SPF は「このドメインからメールを送信できるサーバーの IP アドレスはこれだけです」と DNS の TXT レコードに宣言する仕組みです。受信サーバーは送信元 IP アドレスが SPF レコードに含まれているかを照合しますが、結果は合否の 2 値ではなく、RFC 7208 では pass・fail・softfail・neutral・none・temperror・permerror の 7 種類が定義されています。fail は「そのホストにこのドメインを使う権限はない」というドメイン保有者側の明示的な表明であり、そのメールを拒否するかどうかは受信側のポリシーに委ねられています。逆に pass も、そのホストがドメインを使う権限を持っていたことしか示さず、メールの内容が安全であることの証明にはなりません。
DKIM はメールに電子署名を付与する仕組みです。送信サーバーは本文と、署名対象に選んだヘッダーフィールドのそれぞれについてハッシュ値を計算し、秘密鍵で署名します。公開鍵は「セレクタ._domainkey.ドメイン名」という形の名前で TXT レコードとして DNS に公開され、受信サーバーはそれを取得して署名を検証します。検証が通って言えるのは、署名された範囲の内容が署名後に変わっていないこと、そして署名ドメインがそのメールについて一定の責任を引き受けたことです。RFC 6376 は、それ以上のことはメールについて何も主張しないと明記しています。
短縮 URL を含むメールマーケティングでは、SPF と DKIM の設定が特に重要です。短縮 URL は行き先のドメイン名が隠れるため、受信者はリンクの文字列だけでメールの正当性を判断できません。送信ドメインの認証を整えることは、その足りない分を送信側で補う手立てになります。ただし境目は明確にしておく必要があります。SPF と DKIM が検証するのは送信ドメインであって、本文に書かれた短縮 URL の行き先ではありません。認証を通ったメールに危険なリンクが含まれていることもあるため、受信者側にはリンク先を事前に確かめる習慣が別途必要です。到達率については Google が、2024 年 2 月 1 日以降は Gmail アカウント宛に送るすべての送信者に SPF または DKIM の設定を求め、要件を満たさないメールは期待どおりに配信されない場合やスパムとして扱われる場合があると案内しています。

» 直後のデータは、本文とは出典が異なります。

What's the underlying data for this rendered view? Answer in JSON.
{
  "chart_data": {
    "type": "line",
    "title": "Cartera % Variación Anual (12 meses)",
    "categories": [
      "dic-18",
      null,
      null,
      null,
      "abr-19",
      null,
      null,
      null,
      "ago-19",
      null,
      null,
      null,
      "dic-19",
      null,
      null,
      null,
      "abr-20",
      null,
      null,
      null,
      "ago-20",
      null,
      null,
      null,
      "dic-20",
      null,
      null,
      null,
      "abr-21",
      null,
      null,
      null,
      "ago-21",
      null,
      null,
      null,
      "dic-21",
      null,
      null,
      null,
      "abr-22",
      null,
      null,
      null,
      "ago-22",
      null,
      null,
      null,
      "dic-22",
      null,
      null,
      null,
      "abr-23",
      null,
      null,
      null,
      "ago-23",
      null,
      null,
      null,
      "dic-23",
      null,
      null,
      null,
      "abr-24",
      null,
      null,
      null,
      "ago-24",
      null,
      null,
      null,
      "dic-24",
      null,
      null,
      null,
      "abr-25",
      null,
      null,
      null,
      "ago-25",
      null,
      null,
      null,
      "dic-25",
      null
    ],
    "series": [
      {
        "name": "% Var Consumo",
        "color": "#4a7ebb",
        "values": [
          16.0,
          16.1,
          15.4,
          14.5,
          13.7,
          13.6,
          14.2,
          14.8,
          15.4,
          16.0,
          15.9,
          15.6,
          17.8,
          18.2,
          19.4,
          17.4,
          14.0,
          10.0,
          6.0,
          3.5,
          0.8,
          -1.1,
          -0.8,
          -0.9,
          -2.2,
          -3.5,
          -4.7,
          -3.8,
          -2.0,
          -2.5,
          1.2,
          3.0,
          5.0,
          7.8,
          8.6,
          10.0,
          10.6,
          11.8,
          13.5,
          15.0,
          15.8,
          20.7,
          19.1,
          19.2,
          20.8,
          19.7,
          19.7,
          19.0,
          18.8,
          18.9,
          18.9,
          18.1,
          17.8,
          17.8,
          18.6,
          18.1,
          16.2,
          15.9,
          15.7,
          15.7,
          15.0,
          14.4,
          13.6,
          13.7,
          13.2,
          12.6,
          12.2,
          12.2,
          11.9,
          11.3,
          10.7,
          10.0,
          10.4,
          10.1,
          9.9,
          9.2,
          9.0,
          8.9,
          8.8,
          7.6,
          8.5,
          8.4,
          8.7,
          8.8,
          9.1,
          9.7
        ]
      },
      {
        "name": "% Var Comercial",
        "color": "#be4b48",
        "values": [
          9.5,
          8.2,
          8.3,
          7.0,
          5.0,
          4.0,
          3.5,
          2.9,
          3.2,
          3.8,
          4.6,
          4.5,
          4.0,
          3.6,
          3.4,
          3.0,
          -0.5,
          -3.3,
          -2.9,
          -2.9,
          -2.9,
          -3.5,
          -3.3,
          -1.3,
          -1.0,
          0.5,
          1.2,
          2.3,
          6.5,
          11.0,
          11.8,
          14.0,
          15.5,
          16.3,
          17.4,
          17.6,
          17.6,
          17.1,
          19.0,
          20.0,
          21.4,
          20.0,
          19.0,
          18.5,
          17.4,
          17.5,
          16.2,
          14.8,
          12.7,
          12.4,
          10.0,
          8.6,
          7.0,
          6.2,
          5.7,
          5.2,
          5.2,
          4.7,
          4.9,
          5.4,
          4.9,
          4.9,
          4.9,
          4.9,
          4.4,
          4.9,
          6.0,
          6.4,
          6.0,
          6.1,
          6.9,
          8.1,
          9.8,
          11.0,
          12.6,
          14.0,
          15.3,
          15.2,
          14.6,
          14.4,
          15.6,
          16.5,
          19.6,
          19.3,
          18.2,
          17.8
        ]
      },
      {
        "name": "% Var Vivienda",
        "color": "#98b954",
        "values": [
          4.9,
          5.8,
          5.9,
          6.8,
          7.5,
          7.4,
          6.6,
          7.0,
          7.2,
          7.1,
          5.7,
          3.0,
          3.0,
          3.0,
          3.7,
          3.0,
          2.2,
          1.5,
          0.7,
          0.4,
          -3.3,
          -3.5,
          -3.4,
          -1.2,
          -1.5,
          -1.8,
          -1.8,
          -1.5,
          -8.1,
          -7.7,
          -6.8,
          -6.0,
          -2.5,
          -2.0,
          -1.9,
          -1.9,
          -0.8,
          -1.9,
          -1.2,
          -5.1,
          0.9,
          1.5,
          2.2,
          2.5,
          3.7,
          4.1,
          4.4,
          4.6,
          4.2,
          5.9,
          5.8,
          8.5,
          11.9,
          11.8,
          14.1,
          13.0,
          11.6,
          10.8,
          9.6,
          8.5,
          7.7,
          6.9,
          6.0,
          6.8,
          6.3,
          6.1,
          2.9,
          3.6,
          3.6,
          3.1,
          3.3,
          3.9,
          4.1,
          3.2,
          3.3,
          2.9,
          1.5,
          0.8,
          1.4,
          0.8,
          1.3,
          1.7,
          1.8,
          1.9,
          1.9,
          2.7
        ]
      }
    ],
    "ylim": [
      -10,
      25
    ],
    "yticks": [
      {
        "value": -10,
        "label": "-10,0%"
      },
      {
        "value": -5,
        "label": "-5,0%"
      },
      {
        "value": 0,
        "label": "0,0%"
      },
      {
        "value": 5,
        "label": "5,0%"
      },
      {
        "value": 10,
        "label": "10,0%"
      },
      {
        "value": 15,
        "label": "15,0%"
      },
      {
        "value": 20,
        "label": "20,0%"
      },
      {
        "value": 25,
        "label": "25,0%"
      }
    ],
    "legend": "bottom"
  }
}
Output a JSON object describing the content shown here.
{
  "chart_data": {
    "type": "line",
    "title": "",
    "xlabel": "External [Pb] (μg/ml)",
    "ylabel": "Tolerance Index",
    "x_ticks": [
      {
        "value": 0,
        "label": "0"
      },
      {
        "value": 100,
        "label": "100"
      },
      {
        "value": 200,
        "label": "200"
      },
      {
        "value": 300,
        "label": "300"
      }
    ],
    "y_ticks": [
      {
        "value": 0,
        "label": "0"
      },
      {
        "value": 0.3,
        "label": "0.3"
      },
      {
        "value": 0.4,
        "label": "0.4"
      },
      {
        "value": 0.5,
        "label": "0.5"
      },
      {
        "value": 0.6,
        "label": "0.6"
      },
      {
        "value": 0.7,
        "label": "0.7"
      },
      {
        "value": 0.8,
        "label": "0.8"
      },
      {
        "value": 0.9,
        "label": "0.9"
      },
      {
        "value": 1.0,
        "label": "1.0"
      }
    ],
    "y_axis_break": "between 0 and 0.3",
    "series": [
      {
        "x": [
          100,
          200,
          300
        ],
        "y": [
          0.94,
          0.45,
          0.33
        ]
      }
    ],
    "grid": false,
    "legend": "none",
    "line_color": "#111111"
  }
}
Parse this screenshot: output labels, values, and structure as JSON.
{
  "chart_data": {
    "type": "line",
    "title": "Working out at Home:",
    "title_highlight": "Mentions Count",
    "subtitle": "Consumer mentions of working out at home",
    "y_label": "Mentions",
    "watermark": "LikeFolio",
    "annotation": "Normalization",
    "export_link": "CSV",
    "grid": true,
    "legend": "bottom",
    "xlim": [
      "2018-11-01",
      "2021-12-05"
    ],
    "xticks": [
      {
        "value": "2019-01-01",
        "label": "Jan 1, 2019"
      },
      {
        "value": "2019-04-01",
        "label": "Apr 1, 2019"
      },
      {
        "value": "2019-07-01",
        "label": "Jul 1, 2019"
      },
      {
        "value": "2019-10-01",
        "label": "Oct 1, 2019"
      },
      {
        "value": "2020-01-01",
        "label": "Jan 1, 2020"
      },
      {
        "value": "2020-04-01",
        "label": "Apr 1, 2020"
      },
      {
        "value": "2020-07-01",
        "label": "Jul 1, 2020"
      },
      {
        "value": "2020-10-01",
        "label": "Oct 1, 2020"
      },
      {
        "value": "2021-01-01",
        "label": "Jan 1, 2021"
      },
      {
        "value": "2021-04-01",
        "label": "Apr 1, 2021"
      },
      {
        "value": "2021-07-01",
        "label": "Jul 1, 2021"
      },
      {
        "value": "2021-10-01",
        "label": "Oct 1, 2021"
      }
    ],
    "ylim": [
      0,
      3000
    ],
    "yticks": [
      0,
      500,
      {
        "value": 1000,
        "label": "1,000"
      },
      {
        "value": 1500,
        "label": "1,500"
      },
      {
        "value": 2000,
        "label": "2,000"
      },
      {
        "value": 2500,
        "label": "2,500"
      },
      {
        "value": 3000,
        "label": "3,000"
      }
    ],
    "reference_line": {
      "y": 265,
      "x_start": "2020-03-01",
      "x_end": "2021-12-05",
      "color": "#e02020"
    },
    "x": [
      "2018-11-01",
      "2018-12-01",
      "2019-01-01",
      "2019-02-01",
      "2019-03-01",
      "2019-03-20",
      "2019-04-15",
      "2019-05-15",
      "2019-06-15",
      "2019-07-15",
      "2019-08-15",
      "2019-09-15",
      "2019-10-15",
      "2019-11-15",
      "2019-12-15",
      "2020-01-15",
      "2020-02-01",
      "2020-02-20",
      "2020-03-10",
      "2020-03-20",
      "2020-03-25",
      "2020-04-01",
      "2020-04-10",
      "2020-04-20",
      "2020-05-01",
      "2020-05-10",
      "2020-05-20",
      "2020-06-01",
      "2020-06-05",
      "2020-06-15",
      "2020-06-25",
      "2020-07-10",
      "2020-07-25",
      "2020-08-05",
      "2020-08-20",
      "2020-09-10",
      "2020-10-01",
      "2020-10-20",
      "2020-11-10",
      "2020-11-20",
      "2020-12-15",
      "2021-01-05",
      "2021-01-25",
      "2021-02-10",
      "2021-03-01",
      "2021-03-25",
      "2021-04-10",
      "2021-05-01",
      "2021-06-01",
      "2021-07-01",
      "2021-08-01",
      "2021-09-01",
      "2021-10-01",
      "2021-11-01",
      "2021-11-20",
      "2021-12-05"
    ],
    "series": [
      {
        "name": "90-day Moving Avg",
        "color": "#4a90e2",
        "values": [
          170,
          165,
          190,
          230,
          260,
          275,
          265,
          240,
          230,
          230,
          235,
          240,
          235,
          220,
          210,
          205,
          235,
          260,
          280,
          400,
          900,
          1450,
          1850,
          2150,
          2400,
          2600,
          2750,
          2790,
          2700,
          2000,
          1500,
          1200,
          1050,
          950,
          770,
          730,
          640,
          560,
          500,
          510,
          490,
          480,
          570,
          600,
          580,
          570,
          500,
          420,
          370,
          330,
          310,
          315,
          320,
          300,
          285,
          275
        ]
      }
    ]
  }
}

SPF と DKIM に加えて、DMARC (Domain-based Message Authentication, Reporting and Conformance) を設定すると、認証に失敗したメールの取り扱いを受信側に要請できます。ポリシーの値は none (特別な処理を求めない)、quarantine (疑わしいものとして扱う)、reject (拒否する) の 3 種類で、いずれも要請であり、RFC 7489 は最終的な処置が常に受信側のローカルポリシー次第であると述べています。DMARC でつまずきやすいのは識別子の整合 (alignment) です。SPF または DKIM が pass しても、その認証済みドメインが受信者に見える From ヘッダーのドメインと揃っていなければ DMARC は通りません。配信サービスの既定ドメインのまま送っていると、SPF と DKIM は成功しているのに DMARC だけ失敗する状態になりがちです。個人の Gmail アカウント宛に 1 日 5,000 通を超えて送る送信者に対しては、Google が SPF と DKIM の両方に加えて DMARC レコードの設定 (ポリシーは none でも可) を求めています。